On Saturday, Northwestern will face off against Maryland in a rousing game of college football. Along with the weight of back-to-back losses — and their mascot who resembles a kinky fursuit to an unsettling degree — the Wildcats will be bringing their star running back, Justin Jackson.

Jackson has made quite a name for himself over the years. A first-team All-Big Ten selection in 2016, he's rushed for 1,000 yards in each of the past three seasons and is currently on pace to break Northwestern's all-time rushing record. But his name means nothing here in College Park. Well, at least his version of the name doesn't.

You see, when the Wildcats arrive at Maryland, the number of Division I athletes named Justin Jackson on campus will grow from one to two. Of course the Justin Jackson that was here first is one of the young stars on the men's basketball team who will look to usher in a new era for the Terps.

In an ideal world, the Big Ten would implement some sort of competition between both athletes to determine who was the superior namesake. But it's 2017 and ideals are dead. Instead, the greater Justin Jackson will be determined by a thorough, five-category test that answers some of the most important questions of who the better athlete is. For the sake of clarity, the running back will be known as Wildcat Justin, while the forward will be known as Terp Justin.

Category 1: Who has scored the most points?

Folks, this is America, where the only thing people love more than tailgating and fireworks is points and offense. Ever wonder why sports like soccer and hockey aren't as popular in the United States as they are around the world? Simple: scoring. We don't want to sit on our couches for hours just to see goals happen twice in a 2-0 win. We'd rather see a dominant 63-17 victory with touchdowns on touchdowns to cheer about.

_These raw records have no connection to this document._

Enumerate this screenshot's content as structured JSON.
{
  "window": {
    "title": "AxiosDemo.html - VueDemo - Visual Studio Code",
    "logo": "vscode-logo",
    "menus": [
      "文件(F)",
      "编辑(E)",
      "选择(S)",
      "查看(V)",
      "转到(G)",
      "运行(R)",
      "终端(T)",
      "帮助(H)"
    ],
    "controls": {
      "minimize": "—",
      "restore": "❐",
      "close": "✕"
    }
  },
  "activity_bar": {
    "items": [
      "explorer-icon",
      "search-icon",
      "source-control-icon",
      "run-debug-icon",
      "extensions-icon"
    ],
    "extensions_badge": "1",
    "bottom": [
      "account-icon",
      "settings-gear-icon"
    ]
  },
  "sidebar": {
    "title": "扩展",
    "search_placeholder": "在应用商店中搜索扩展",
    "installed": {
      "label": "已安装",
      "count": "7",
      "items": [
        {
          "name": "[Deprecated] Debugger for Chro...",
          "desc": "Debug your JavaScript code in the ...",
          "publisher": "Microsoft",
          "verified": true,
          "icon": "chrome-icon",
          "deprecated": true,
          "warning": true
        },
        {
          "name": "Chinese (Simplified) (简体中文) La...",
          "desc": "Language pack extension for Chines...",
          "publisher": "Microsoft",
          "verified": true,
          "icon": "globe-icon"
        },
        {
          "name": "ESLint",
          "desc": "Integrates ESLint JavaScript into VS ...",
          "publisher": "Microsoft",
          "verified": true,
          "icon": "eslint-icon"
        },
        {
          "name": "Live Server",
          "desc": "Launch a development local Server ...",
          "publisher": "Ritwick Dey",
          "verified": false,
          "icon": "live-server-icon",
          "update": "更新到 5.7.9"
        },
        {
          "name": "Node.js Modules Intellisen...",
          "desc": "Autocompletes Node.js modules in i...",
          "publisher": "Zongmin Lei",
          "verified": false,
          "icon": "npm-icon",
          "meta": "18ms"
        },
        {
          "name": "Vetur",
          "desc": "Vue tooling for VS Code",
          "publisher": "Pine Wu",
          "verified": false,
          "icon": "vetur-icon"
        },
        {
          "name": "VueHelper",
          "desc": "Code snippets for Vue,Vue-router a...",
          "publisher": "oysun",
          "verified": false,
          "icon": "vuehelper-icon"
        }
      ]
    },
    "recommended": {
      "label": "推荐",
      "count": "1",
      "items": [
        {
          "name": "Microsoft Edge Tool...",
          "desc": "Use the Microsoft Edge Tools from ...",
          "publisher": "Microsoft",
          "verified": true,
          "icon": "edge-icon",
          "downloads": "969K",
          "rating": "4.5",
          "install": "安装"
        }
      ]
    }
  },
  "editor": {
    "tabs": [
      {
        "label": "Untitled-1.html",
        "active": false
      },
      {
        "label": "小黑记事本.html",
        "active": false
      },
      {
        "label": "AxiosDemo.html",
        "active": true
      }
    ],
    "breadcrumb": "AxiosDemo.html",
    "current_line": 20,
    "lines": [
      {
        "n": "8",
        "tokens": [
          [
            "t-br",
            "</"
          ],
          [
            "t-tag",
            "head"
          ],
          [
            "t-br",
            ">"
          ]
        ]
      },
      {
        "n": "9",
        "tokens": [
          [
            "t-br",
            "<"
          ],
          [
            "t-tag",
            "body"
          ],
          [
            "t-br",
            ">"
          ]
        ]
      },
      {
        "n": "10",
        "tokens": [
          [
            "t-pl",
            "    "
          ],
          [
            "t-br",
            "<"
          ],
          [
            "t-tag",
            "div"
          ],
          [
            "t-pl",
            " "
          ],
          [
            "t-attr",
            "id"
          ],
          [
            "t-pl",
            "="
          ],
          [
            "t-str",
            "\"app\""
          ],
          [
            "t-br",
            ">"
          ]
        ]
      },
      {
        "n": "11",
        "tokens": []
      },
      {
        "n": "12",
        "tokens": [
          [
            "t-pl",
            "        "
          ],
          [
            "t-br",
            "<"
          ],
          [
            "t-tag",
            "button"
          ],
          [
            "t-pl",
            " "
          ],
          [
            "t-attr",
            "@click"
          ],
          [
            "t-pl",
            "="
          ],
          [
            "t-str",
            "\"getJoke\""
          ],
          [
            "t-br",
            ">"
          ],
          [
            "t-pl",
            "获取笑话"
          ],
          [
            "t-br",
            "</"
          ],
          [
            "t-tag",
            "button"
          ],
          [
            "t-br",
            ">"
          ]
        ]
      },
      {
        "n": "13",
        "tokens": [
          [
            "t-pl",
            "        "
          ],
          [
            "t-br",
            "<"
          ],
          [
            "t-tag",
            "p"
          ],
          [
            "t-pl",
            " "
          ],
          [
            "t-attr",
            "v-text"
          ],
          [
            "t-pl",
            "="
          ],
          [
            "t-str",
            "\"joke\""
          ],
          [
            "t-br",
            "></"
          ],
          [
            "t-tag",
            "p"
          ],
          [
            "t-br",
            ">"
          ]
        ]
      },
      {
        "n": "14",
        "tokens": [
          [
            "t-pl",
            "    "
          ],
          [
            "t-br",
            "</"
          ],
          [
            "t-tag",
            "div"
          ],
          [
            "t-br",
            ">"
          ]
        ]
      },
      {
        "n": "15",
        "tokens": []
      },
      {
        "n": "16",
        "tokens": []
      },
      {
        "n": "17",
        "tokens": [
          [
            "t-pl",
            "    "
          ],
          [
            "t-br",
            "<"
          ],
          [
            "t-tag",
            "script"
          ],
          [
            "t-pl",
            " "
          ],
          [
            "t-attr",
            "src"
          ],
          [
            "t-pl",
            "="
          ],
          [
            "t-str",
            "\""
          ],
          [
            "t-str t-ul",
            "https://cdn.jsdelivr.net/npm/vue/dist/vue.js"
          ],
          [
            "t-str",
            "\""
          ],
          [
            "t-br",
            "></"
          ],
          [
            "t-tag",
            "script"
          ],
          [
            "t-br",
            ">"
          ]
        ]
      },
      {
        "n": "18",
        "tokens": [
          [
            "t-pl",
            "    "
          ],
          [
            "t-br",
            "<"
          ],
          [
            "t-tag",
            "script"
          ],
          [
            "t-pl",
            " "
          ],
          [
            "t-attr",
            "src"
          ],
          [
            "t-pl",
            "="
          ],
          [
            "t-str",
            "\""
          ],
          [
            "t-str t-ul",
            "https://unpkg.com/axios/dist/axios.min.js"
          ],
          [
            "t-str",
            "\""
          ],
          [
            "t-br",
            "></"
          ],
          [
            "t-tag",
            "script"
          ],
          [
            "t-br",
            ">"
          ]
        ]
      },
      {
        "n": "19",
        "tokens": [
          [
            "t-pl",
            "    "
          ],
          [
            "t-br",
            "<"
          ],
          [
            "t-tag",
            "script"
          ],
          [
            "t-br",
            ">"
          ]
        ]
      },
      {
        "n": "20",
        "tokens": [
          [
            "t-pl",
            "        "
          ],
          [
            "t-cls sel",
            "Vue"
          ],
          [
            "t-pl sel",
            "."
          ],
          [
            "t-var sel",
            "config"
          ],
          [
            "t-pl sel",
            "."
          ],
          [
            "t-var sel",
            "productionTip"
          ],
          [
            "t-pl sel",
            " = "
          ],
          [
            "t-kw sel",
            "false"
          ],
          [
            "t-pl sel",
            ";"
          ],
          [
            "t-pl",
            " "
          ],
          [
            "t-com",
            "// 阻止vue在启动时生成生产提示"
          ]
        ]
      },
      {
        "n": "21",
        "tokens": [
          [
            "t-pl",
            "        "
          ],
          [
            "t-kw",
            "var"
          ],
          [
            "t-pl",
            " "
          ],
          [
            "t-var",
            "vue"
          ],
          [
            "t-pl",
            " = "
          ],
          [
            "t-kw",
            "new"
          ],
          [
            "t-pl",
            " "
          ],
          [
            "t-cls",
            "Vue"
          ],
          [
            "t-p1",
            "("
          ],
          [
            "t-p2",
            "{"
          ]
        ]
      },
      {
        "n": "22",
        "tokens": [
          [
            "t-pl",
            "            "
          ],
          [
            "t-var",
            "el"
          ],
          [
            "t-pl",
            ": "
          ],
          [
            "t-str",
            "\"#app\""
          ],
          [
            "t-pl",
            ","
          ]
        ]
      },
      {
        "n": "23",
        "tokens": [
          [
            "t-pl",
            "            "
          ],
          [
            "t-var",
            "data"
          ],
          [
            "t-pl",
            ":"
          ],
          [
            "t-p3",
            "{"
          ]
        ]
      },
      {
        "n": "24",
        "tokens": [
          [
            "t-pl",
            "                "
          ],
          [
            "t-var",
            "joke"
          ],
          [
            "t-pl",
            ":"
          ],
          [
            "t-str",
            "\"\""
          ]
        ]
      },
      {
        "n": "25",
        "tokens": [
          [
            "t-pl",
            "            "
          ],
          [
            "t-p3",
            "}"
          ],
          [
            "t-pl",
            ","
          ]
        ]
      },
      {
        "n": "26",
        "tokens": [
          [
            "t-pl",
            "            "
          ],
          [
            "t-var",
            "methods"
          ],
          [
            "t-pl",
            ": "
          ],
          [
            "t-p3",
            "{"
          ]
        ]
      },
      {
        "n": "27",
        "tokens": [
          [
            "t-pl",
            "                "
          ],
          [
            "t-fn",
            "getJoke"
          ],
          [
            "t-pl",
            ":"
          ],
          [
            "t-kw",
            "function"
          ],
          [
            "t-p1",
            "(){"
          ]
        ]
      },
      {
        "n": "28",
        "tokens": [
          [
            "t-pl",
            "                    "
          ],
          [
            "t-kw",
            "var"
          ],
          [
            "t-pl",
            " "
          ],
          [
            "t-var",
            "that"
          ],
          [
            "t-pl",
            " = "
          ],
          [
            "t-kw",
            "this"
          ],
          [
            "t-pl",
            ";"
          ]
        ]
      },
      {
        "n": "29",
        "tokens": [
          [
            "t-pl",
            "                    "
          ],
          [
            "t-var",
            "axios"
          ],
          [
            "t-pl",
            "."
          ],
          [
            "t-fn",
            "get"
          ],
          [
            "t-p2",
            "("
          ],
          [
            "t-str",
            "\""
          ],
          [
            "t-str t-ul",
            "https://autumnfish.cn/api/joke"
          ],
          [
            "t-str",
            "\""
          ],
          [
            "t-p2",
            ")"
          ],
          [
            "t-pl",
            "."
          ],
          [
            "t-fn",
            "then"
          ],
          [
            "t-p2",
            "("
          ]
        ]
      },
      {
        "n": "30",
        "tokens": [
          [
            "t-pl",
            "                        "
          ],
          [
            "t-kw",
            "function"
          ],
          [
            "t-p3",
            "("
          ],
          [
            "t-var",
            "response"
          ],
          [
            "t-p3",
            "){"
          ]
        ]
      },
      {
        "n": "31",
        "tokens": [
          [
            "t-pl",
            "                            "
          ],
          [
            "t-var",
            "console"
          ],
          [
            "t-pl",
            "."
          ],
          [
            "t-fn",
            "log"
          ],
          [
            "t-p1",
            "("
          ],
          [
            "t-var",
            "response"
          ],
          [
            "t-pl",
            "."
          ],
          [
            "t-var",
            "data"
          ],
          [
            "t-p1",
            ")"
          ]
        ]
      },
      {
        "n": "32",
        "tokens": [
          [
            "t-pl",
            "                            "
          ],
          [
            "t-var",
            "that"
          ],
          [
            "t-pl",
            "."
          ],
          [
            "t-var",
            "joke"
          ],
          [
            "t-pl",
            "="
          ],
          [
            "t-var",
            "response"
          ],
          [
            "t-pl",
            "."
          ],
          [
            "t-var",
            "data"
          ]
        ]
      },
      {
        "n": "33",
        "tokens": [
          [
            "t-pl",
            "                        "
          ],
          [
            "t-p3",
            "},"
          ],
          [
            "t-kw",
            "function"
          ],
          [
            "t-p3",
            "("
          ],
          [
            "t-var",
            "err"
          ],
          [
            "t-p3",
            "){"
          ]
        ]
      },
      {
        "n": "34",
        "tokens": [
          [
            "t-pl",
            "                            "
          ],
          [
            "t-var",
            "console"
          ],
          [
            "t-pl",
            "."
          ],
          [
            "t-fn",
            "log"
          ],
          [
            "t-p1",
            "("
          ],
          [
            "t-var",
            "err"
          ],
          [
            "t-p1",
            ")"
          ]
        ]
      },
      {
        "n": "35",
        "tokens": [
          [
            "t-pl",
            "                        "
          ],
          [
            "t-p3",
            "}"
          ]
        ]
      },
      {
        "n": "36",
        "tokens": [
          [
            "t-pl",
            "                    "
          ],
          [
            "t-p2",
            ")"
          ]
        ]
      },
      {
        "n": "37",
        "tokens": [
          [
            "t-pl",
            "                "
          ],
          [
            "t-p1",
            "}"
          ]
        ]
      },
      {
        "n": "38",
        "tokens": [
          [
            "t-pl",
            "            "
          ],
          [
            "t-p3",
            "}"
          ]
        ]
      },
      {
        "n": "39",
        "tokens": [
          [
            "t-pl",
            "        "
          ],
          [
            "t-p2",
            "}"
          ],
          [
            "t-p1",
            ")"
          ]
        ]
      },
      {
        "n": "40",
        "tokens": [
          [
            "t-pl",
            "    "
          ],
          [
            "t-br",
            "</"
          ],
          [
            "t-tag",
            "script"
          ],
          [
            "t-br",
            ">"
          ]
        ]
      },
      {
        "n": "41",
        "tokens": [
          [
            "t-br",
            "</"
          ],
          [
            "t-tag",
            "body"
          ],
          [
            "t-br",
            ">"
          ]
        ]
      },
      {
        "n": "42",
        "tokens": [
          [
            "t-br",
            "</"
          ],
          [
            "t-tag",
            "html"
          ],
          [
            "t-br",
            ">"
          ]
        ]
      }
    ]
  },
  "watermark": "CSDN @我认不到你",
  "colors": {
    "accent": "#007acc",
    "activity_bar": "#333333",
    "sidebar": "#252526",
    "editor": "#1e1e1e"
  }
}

Both players are familiar with putting points on the board. Throughout his career, Wildcat Justin has found the end zone 35 times for 210 total points, or 4.9 points per game. Terp Justin, however, finished his freshman year averaging 10.5 points per game in 33 contests, for a whopping total of 347 points.

Winner: The numbers tell the story and give Terp Justin the nod here. He reached his namesake's current career points total just 21 games into his freshman campaign.

Score: 1-0, Terp Justin

Category 2: Whose mans is each player’s team?

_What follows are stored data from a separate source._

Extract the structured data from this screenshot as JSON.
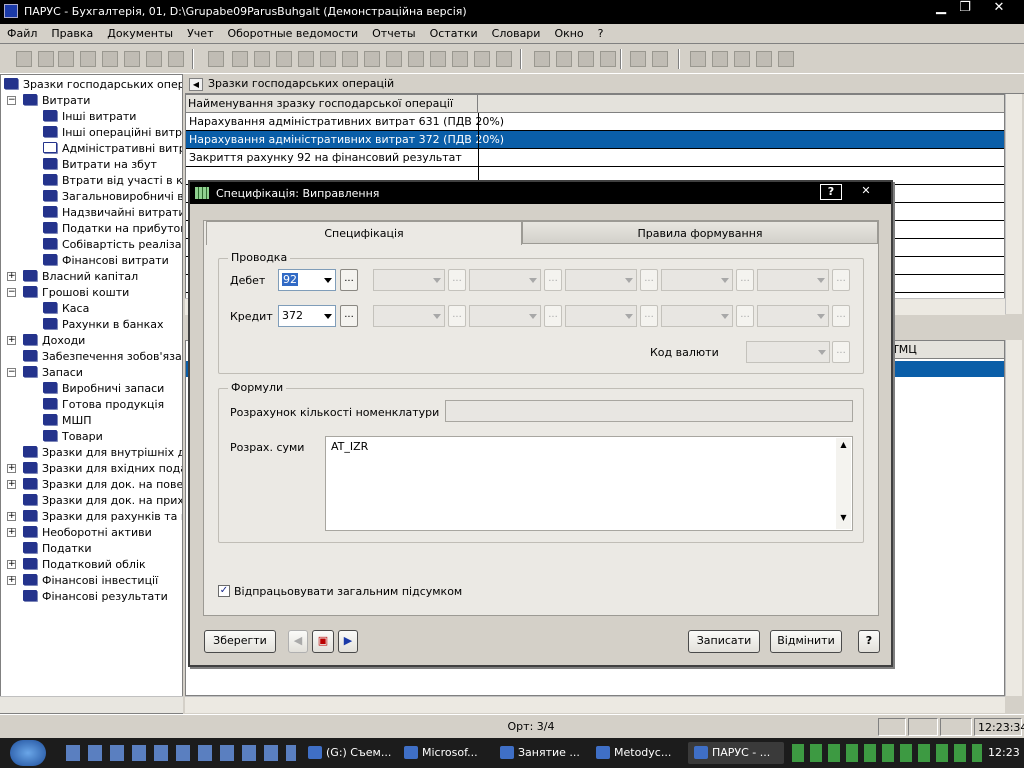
{
  "window": {
    "title": "ПАРУС - Бухгалтерія, 01, D:\\Grupabe09ParusBuhgalt (Демонстраційна версія)",
    "min": "▁",
    "max": "❐",
    "close": "✕"
  },
  "menu": [
    "Файл",
    "Правка",
    "Документы",
    "Учет",
    "Оборотные ведомости",
    "Отчеты",
    "Остатки",
    "Словари",
    "Окно",
    "?"
  ],
  "tree": {
    "root": "Зразки господарських операц",
    "items": [
      {
        "label": "Витрати",
        "level": 1,
        "expand": "−"
      },
      {
        "label": "Інші витрати",
        "level": 2
      },
      {
        "label": "Інші операційні витрати",
        "level": 2
      },
      {
        "label": "Адміністративні витрат",
        "level": 2,
        "open": true
      },
      {
        "label": "Витрати на збут",
        "level": 2
      },
      {
        "label": "Втрати від участі в капі",
        "level": 2
      },
      {
        "label": "Загальновиробничі вит",
        "level": 2
      },
      {
        "label": "Надзвичайні витрати",
        "level": 2
      },
      {
        "label": "Податки на прибуток",
        "level": 2
      },
      {
        "label": "Собівартість реалізації",
        "level": 2
      },
      {
        "label": "Фінансові витрати",
        "level": 2
      },
      {
        "label": "Власний капітал",
        "level": 1,
        "expand": "+"
      },
      {
        "label": "Грошові кошти",
        "level": 1,
        "expand": "−"
      },
      {
        "label": "Каса",
        "level": 2
      },
      {
        "label": "Рахунки в банках",
        "level": 2
      },
      {
        "label": "Доходи",
        "level": 1,
        "expand": "+"
      },
      {
        "label": "Забезпечення зобов'язань",
        "level": 1
      },
      {
        "label": "Запаси",
        "level": 1,
        "expand": "−"
      },
      {
        "label": "Виробничі запаси",
        "level": 2
      },
      {
        "label": "Готова продукція",
        "level": 2
      },
      {
        "label": "МШП",
        "level": 2
      },
      {
        "label": "Товари",
        "level": 2
      },
      {
        "label": "Зразки для внутрішніх доку",
        "level": 1
      },
      {
        "label": "Зразки для вхідних подат.",
        "level": 1,
        "expand": "+"
      },
      {
        "label": "Зразки для док. на повер.",
        "level": 1,
        "expand": "+"
      },
      {
        "label": "Зразки для док. на приход",
        "level": 1
      },
      {
        "label": "Зразки для рахунків та нак",
        "level": 1,
        "expand": "+"
      },
      {
        "label": "Необоротні активи",
        "level": 1,
        "expand": "+"
      },
      {
        "label": "Податки",
        "level": 1
      },
      {
        "label": "Податковий облік",
        "level": 1,
        "expand": "+"
      },
      {
        "label": "Фінансові інвестиції",
        "level": 1,
        "expand": "+"
      },
      {
        "label": "Фінансові результати",
        "level": 1
      }
    ]
  },
  "panel": {
    "header": "Зразки господарських операцій",
    "column": "Найменування зразку господарської операції",
    "rows": [
      {
        "text": "Нарахування адміністративних витрат 631 (ПДВ 20%)",
        "selected": false
      },
      {
        "text": "Нарахування адміністративних витрат 372 (ПДВ 20%)",
        "selected": true
      },
      {
        "text": "Закриття рахунку 92 на фінансовий результат",
        "selected": false
      }
    ],
    "lower_col": "ТМЦ"
  },
  "dialog": {
    "title": "Специфікація: Виправлення",
    "help": "?",
    "close": "✕",
    "tabs": [
      "Специфікація",
      "Правила формування"
    ],
    "posting_group": "Проводка",
    "debit_label": "Дебет",
    "debit_value": "92",
    "credit_label": "Кредит",
    "credit_value": "372",
    "currency_label": "Код валюти",
    "dots": "...",
    "formulas_group": "Формули",
    "qty_label": "Розрахунок кількості номенклатури",
    "sum_label": "Розрах. суми",
    "sum_value": "AT_IZR",
    "checkbox_label": "Відпрацьовувати загальним підсумком",
    "checkbox_checked": true,
    "save_btn": "Зберегти",
    "write_btn": "Записати",
    "cancel_btn": "Відмінити",
    "help_btn": "?"
  },
  "status": {
    "record": "Орт: 3/4",
    "time": "12:23:34"
  },
  "taskbar": {
    "tasks": [
      "(G:) Съем...",
      "Microsof...",
      "Занятие ...",
      "Metodyc...",
      "ПАРУС - ..."
    ],
    "clock": "12:23"
  }
}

"Whose mans" — or more formally, "whose mans is this" — is a phrase uttered when someone wants to know who is claiming responsibility for a particular person, or group of people, that has done something of note. In social situations, it usual has a negative tone, like "who brought this obnoxious person to the party," but in sports the question is asked to determine who the man of the team is.

Wildcat Justin has been an offensive leader for Northwestern since his breakout freshman season. In the spring of his junior year, he took the time to coach the younger running backs on the team to help them grow as players. He also chose to come back for his senior year because he wanted to fine-tune his own skills and finish his degree, according to ESPN.

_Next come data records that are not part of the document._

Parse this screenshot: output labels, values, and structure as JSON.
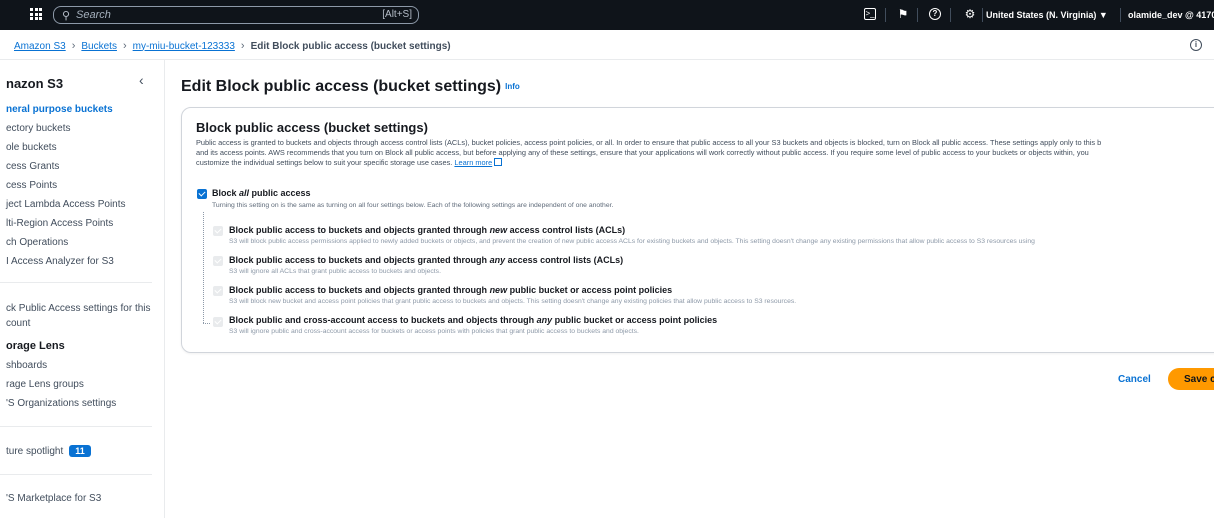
{
  "topnav": {
    "search_placeholder": "Search",
    "search_shortcut": "[Alt+S]",
    "region": "United States (N. Virginia) ▼",
    "user": "olamide_dev @ 4170-"
  },
  "breadcrumbs": {
    "items": [
      "Amazon S3",
      "Buckets",
      "my-miu-bucket-123333"
    ],
    "current": "Edit Block public access (bucket settings)"
  },
  "sidebar": {
    "title": "nazon S3",
    "items": [
      "neral purpose buckets",
      "ectory buckets",
      "ole buckets",
      "cess Grants",
      "cess Points",
      "ject Lambda Access Points",
      "lti-Region Access Points",
      "ch Operations",
      "I Access Analyzer for S3"
    ],
    "block_public": [
      "ck Public Access settings for this",
      "count"
    ],
    "storage_lens_title": "orage Lens",
    "storage_lens_items": [
      "shboards",
      "rage Lens groups",
      "'S Organizations settings"
    ],
    "feature_spotlight": "ture spotlight",
    "feature_count": "11",
    "marketplace": "'S Marketplace for S3"
  },
  "main": {
    "title": "Edit Block public access (bucket settings)",
    "info": "Info",
    "panel_title": "Block public access (bucket settings)",
    "desc_lines": [
      "Public access is granted to buckets and objects through access control lists (ACLs), bucket policies, access point policies, or all. In order to ensure that public access to all your S3 buckets and objects is blocked, turn on Block all public access. These settings apply only to this b",
      "and its access points. AWS recommends that you turn on Block all public access, but before applying any of these settings, ensure that your applications will work correctly without public access. If you require some level of public access to your buckets or objects within, you",
      "customize the individual settings below to suit your specific storage use cases."
    ],
    "learn_more": "Learn more",
    "block_all": {
      "prefix": "Block ",
      "em": "all",
      "suffix": " public access",
      "desc": "Turning this setting on is the same as turning on all four settings below. Each of the following settings are independent of one another."
    },
    "options": [
      {
        "pre": "Block public access to buckets and objects granted through ",
        "em": "new",
        "post": " access control lists (ACLs)",
        "desc": "S3 will block public access permissions applied to newly added buckets or objects, and prevent the creation of new public access ACLs for existing buckets and objects. This setting doesn't change any existing permissions that allow public access to S3 resources using"
      },
      {
        "pre": "Block public access to buckets and objects granted through ",
        "em": "any",
        "post": " access control lists (ACLs)",
        "desc": "S3 will ignore all ACLs that grant public access to buckets and objects."
      },
      {
        "pre": "Block public access to buckets and objects granted through ",
        "em": "new",
        "post": " public bucket or access point policies",
        "desc": "S3 will block new bucket and access point policies that grant public access to buckets and objects. This setting doesn't change any existing policies that allow public access to S3 resources."
      },
      {
        "pre": "Block public and cross-account access to buckets and objects through ",
        "em": "any",
        "post": " public bucket or access point policies",
        "desc": "S3 will ignore public and cross-account access for buckets or access points with policies that grant public access to buckets and objects."
      }
    ],
    "cancel": "Cancel",
    "save": "Save c"
  }
}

Terp Justin is in a different situation. As one of the three up-and-coming stars on the Terps men's basketball team, he'll have to share his role as the "mans" of the squad with guards Kevin Huerter and Anthony Cowan. This doesn't even account for upperclassmen such as Jared Nickens or Michal Cekovsky who have been in College Park longer than Terp Justin.

Winner: Veteran leadership beats out sharing the spotlight in this case so Wildcat Justin gets the round

Score: 1-1, Tie

Category 3: Who has more useful athletic abilities?

Let me start this by saying in no way am I comparing athletes in two different sports to reach a conclusion about which is better. Football and basketball players should each be admired for their actions on the field, or court, against opponents who have also trained in their respective sports.

That being said, the skills used in some sports definitely translate better in real life scenarios than others. Let's take a look at this run Wildcat Justin made against Iowa last season:

You have to feel for those defenders. Their parents were probably in the crowd and got to witness one man just humiliate them on national TV. But what good is that skill in the real world? How often do you find yourself face-to-face with a team of individuals trying to physically bring you down as you try to get to your destination? Unless you frequently shoplift from malls, it's kind of a rare occurrence.

Now compare that to this tip-in Terp Justin made against Oklahoma State last season:

While most people see an impressively athletic tip-in about a foot above the rim, I see a first responder whose long arms can help kids get their Frisbees out of trees, a nursing home worker who can help the elderly grab things from high shelves or an exterminator that can personally kill any unwanted pests on lofty ceilings.

Winner: Terp Justin's skills will be useful to him both on and off the court. Wildcat Justin's will not.

Score: 2-1, Terp Justin

Category 4: Who represents more when they play?

When an athlete puts on their team's uniform, particularly in a collegiate or professional setting, they're representing not only themselves, but also the institutions and communities they used to be a part of. Both Wildcat and Terp Justin know a thing or two about putting on for the city — or even country — they were scouted from.

Terp Justin, a Toronto native, shows out as one of Canada's finest athletic products whenever he does well in a Maryland jersey, testifying to the talent our neighbors up north have on a basketball court. Wildcat Justin, born and raised in Carol Stream, Illinois, is a homestate hero; he's been at Northwestern long enough to definitely represent the school when he makes his expected jump to the NFL.

Winner: Tie. While Terp Justin might not be the face of his school/state like Wildcat Justin, he's representing a whole country, which brings the decision to a stalemate.

Score: 2-1-1, Terp Justin

Category 5: Who’d be more fun to play in an NCAA video game that totally doesn’t capitalize on using student athlete likenesses?

Anyone who has played any recent iteration of a football video game knows that the running game has been snuffed to smithereens. In an attempt to make the game more "realistic," the slightest contact between a running back and their lineman will now result in a butt-fumble-esque fall and a one-yard loss. No matter how good Wildcat Justin becomes in the pros, bad coding will limit his virtual success.

Basketball video games, on the other hand, value tall forwards with a large wingspan to spam the steal button on defense, and a three-point shooting ability to abuse on offense. This gives Terp Justin the chance to become a hidden gem in a future edition of 2K.

Winner: Unless you like annoying yourself to the point where you want to break your controller, Terp Justin will be a better choice in a video game.

Score: 3-1-1, Terp Justin.

Both Justin Jacksons will find success in their respective sports because of their abilities, persistence and supporting cast of teammates and coaches. Unfortunately, there can only be one good Justin Jackson, and he plays for the University of Maryland.